Le Laboratoire ALBHADES Provence propose une prestation analytique globale, regroupant plusieurs
secteurs d’activités (industries chimiques, industries pharmaceutiques, et cosmétiques,
environnement, agro-alimentaire).
Les prestations proposées aux industries pharmaceutiques et cosmétiques s’articulent autour de nos
trois plateaux techniques :
-Analyses minérales : minéralisation de tous types d’échantillons, recherche ou dosage des éléments
par absorption atomique ou émission atomique, dosage des anions par chromatographie ionique, azote
Kjeldhal…
-Analyses organiques : chromatographies liquide et gazeuse, pharmacotechnie, potentiométrie, chimie
de paillasse selon les Pharmacopées, identifications par spectrométrie infra-rouge ou de masse…

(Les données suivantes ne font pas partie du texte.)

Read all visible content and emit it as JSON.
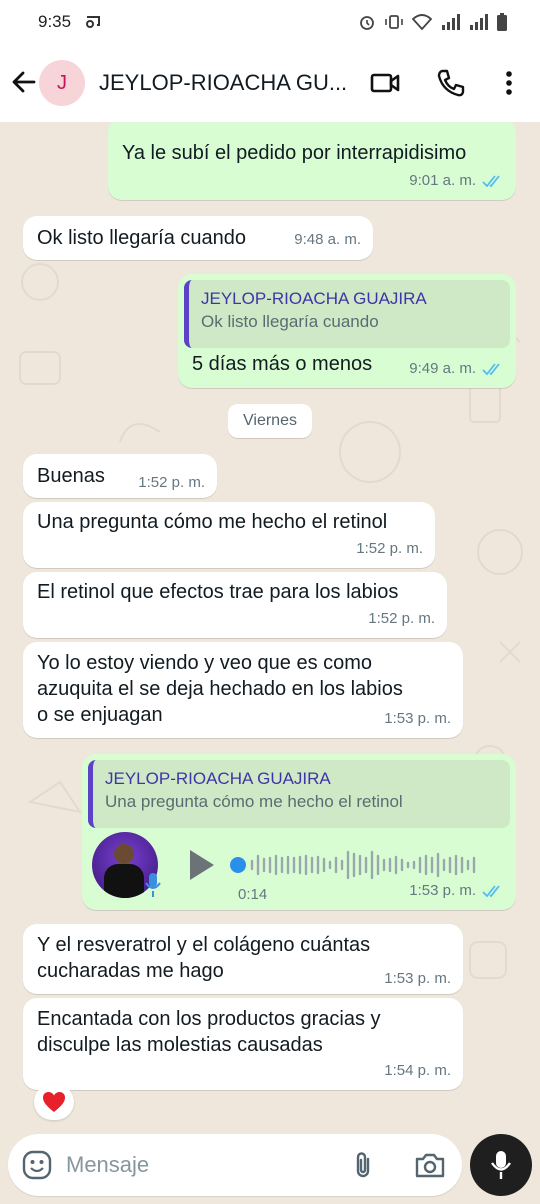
{
  "status_bar": {
    "time": "9:35"
  },
  "header": {
    "avatar_letter": "J",
    "contact_name": "JEYLOP-RIOACHA GU..."
  },
  "messages": [
    {
      "text": "Ya le subí el pedido por interrapidisimo",
      "time": "9:01 a. m."
    },
    {
      "text": "Ok listo llegaría cuando",
      "time": "9:48 a. m."
    },
    {
      "quote_name": "JEYLOP-RIOACHA GUAJIRA",
      "quote_text": "Ok listo llegaría cuando",
      "text": "5 días más o menos",
      "time": "9:49 a. m."
    },
    {
      "text": "Buenas",
      "time": "1:52 p. m."
    },
    {
      "text": "Una pregunta cómo me hecho el retinol",
      "time": "1:52 p. m."
    },
    {
      "text": "El retinol que efectos trae para los labios",
      "time": "1:52 p. m."
    },
    {
      "line1": "Yo lo estoy viendo y veo que es como",
      "line2": "azuquita el se deja hechado en los labios",
      "line3": "o se enjuagan",
      "time": "1:53 p. m."
    },
    {
      "quote_name": "JEYLOP-RIOACHA GUAJIRA",
      "quote_text": "Una pregunta cómo me hecho el retinol",
      "duration": "0:14",
      "time": "1:53 p. m."
    },
    {
      "line1": "Y el resveratrol y el colágeno cuántas",
      "line2": "cucharadas me hago",
      "time": "1:53 p. m."
    },
    {
      "line1": "Encantada con los productos gracias y",
      "line2": "disculpe las molestias causadas",
      "time": "1:54 p. m."
    }
  ],
  "date_chip": "Viernes",
  "composer": {
    "placeholder": "Mensaje"
  },
  "colors": {
    "outgoing": "#d9fdd3",
    "incoming": "#ffffff",
    "read_ticks": "#53bdeb",
    "quote_accent": "#5a43c6"
  },
  "icons": [
    "back-arrow-icon",
    "video-call-icon",
    "phone-icon",
    "more-vert-icon",
    "double-check-icon",
    "play-icon",
    "mic-icon",
    "emoji-icon",
    "attach-icon",
    "camera-icon",
    "heart-icon"
  ]
}
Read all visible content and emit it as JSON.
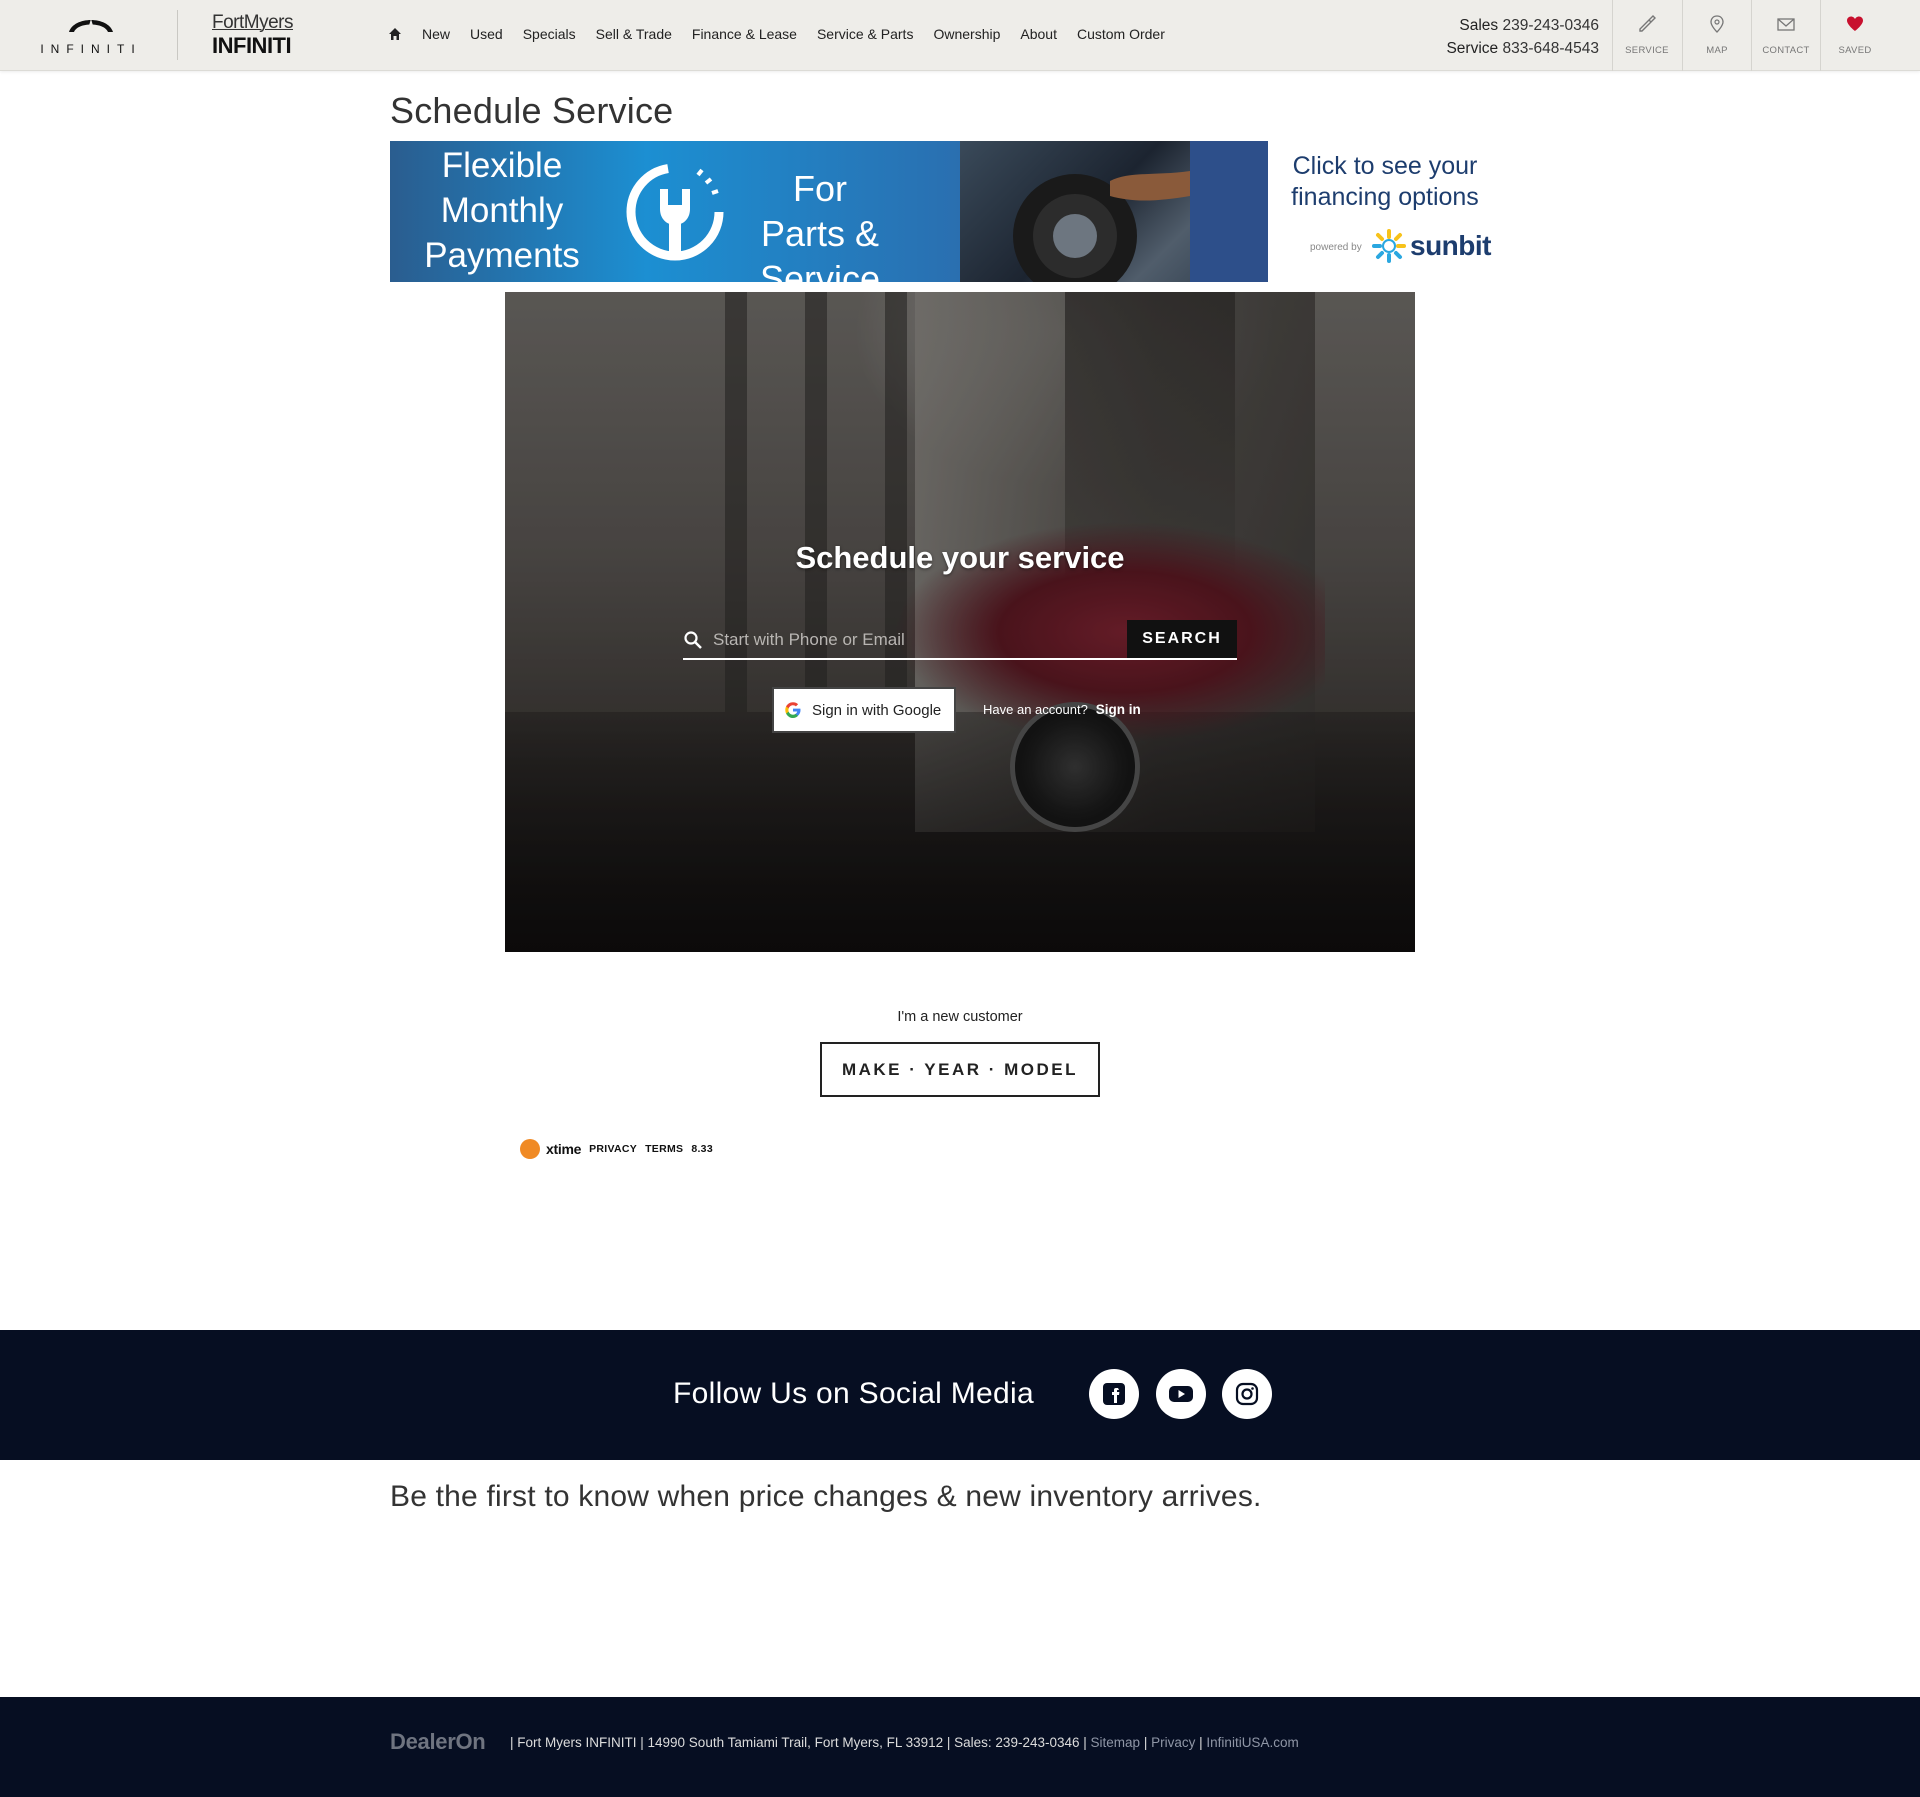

-Analyses microbiologiques : contamination microbienne, contrôles de stérilité, dosage d’antibiotiques,
challenge tests, analyses d'environnement ...
La réunion sur un même site de ces différentes activités nous permet d’accroître la rapidité de réponse
et de fournir une prestation complète. Au delà des analyses de matières premières et de produits finis,
nous sommes en mesure de réaliser des développements analytiques, de valider des méthodes, de
mener des études de stabilité ICH dans un environnement métrologiquement raccordé et de réaliser
des contrôles environnementaux (eaux de process, legionnelles, …).
Ce laboratoire fait partie du groupe Albhades qui comprend 4 laboratoires
en France et qui est présidé par Djouzour Boudhabhay.
(Pour la petite histoire : Oraison, où est implanté ce laboratoire, est le village natal du père de J.P.
Jourdan ; il y existe une rue Louis Jourdan, son grand-père)
UN LIVRE ORIGINAL
Gilles Planchon et Charito Fuentes (Association Les Idées Bleues) ont
élaboré un manuel de culture familiale de spiruline qui a plusieurs
originalités : entièrement écrit à la main et illustré de très nombreux dessins
souvent fort humoristiques, presqu'une B.D., préfacé par R. Fox. De
nombreux exemplaires ont déjà été vendus et les auteurs nous
communiquent qu'une nouvelle édition enrichie va sortir.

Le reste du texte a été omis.